While the following stages may not apply to every child, these are the most common “grief” stages a child may experience. They are extremely similar to the stages described by Elisabeth Kubler-Ross when a person experiences a terminal illness.
Denial – Children may at first refuse to believe that a permanent divorce is going to happen. They might commonly believe that the situation is temporary or that their parents are going to get back together. Many children can harbor this hope for years.
This is one reason it is important to be as upfront with your child as possible if you know that the divorce is permanent and there is no chance of reconciliation. Unfortunately, many parents make the mistake of trying to soften the blow when telling their children about the separation by saying things like “Mom and I will separating for awhile” or “Dad and I are going to live apart for awhile and then we will see what happens.”
By using this kind of language it fosters the childs’ hope that their parents will reunite some day. So be as honest as you possibly can. Also remember to check in with your kids once in awhile to see if they are secretly keeping this hope alive.
Anger – Anger is usually the second stage. This is the time you might start to see a child act out aggressively. They are extremely angry at their parents, they are angry that their lives are changing, angry that their parents didn’t try harder to be together. Sometimes they will even place the blame on one parent over another.

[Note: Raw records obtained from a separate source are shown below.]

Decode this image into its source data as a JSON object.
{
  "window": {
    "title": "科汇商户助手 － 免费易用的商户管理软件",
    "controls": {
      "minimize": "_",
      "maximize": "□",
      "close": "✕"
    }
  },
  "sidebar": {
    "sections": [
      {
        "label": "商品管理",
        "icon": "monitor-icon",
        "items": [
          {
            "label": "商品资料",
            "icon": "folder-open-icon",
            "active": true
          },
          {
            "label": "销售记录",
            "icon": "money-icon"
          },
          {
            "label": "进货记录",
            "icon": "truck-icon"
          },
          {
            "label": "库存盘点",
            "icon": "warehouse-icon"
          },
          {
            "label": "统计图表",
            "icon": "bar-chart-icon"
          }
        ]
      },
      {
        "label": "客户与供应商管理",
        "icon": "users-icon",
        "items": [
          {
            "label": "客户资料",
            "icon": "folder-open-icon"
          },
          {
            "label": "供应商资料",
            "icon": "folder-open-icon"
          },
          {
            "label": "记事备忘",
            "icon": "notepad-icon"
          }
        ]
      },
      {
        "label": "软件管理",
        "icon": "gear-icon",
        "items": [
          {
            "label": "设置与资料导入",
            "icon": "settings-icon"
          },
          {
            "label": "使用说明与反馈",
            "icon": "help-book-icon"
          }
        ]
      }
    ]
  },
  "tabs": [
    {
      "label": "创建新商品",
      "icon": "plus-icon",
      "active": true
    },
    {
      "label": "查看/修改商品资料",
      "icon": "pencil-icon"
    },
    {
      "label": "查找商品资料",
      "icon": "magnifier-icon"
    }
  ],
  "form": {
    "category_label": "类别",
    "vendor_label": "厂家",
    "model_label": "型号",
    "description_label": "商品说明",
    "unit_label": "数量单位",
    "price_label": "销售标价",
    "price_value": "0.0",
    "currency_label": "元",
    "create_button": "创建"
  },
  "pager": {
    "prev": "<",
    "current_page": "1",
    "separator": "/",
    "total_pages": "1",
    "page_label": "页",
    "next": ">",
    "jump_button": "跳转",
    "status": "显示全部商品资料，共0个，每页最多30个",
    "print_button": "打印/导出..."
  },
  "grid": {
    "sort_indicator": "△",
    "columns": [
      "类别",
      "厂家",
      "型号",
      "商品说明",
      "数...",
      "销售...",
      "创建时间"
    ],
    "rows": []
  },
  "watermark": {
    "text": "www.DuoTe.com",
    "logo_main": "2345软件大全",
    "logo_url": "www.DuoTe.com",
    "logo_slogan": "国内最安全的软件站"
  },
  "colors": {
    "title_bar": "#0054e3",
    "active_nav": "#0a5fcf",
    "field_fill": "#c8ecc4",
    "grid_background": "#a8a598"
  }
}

In this case, it is important for both parents to sit down and explain to the child that neither parent is to blame for the situation. It is also important to confirm that both parents love them unconditionally and to reassure them that their needs will continue to come first.

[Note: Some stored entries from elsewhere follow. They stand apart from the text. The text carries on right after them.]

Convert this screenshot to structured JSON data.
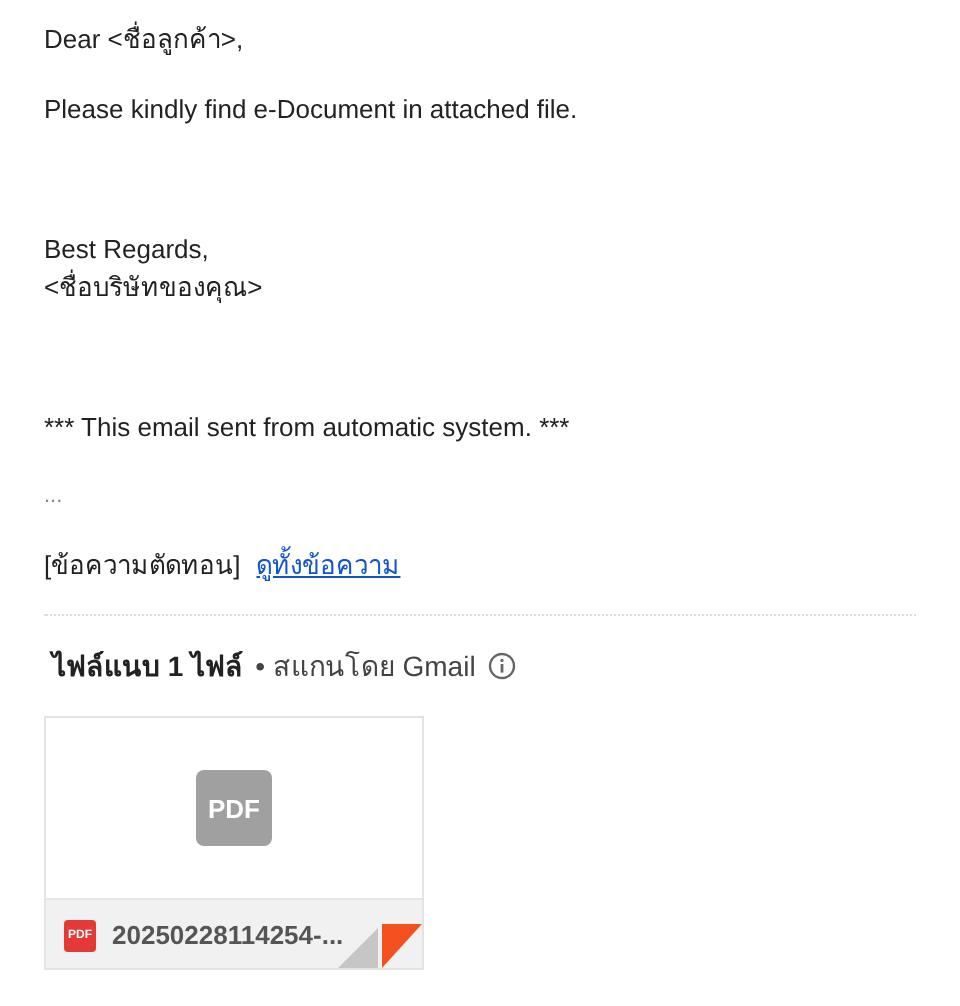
{
  "message": {
    "lines": [
      {
        "kind": "text",
        "text": "Dear <ชื่อลูกค้า>,"
      },
      {
        "kind": "text",
        "text": "Please kindly find e-Document in attached file."
      },
      {
        "kind": "gap"
      },
      {
        "kind": "text",
        "text": "Best Regards,"
      },
      {
        "kind": "tight",
        "text": "<ชื่อบริษัทของคุณ>"
      },
      {
        "kind": "gap"
      },
      {
        "kind": "text",
        "text": "*** This email sent from automatic system. ***"
      },
      {
        "kind": "dots",
        "text": "..."
      }
    ],
    "clipped": {
      "note": "[ข้อความตัดทอน]",
      "link": "ดูทั้งข้อความ"
    }
  },
  "attachments": {
    "title": "ไฟล์แนบ 1 ไฟล์",
    "scan_note": "• สแกนโดย Gmail",
    "files": [
      {
        "preview_label": "PDF",
        "type_badge": "PDF",
        "name": "20250228114254-..."
      }
    ]
  }
}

Bargaining – The next stage that may occur is the bargaining stage. This is where children might mistakenly believe that if they do something different or better the situation might change. For example, if they were to get better grades, stop fighting with their siblings, or do all of their chores without complaint. Quite often kids believe that the separation might be their fault and believe that if only they behave better the other parent will come back home.
From the beginning parents need to assure their children that the divorce is in no way their fault. That this is a situation strictly between mom and dad and that there was nothing the children could have done to change it. It is also a good idea to explain to them that parent-child love is forever. Children might mistakenly believe that if parents can stop loving each other and leave, then one day the parent might also do the same to their child. Explain that parents never, ever stop loving their children and will always be there for them regardless of whatever happens.

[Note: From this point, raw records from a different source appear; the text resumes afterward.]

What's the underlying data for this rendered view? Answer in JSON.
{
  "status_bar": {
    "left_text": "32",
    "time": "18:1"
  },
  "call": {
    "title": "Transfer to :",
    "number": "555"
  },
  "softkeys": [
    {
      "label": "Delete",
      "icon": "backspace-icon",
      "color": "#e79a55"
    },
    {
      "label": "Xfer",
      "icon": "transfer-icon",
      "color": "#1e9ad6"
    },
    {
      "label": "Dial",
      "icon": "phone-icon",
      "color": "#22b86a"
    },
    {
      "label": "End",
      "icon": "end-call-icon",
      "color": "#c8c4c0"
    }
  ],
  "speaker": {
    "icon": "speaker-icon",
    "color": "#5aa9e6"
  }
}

Depression – This might be the next stage that will occur. Your child might simply be sad overall. They might not show much interest in things they normally enjoy. They might not put as much effort into schoolwork or appear to be always tired at school or at home.
Other children might re-act the opposite and become extremely driven which could indicate that they are attempting to hide their feelings.
While depression is a normal stage, it is important to keep an eye on your child to see how long it goes on or how deeply it is affecting their behavior. It they seem to be having a really hard time, counseling might be a good idea for awhile.
Acceptance – This is usually the last stage when a child might start perking back up and has finally adjusted. They might realize that mom and dad really are happier apart and the household is a lot calmer and less tension-filled. They now have a predictable routine they can count on and they can see for themselves that their parents still love and care about them.
It is important for parents to keep checking in with their kids throughout all of these stages. Keep telling them that you love them, that they will always be safe and protected and that they are both parents priority. Try to keep a normal routine for them as much as possible so they feel as if they have some stability in their lives and hopefully it will not take too long for them to adjust to the new circumstances.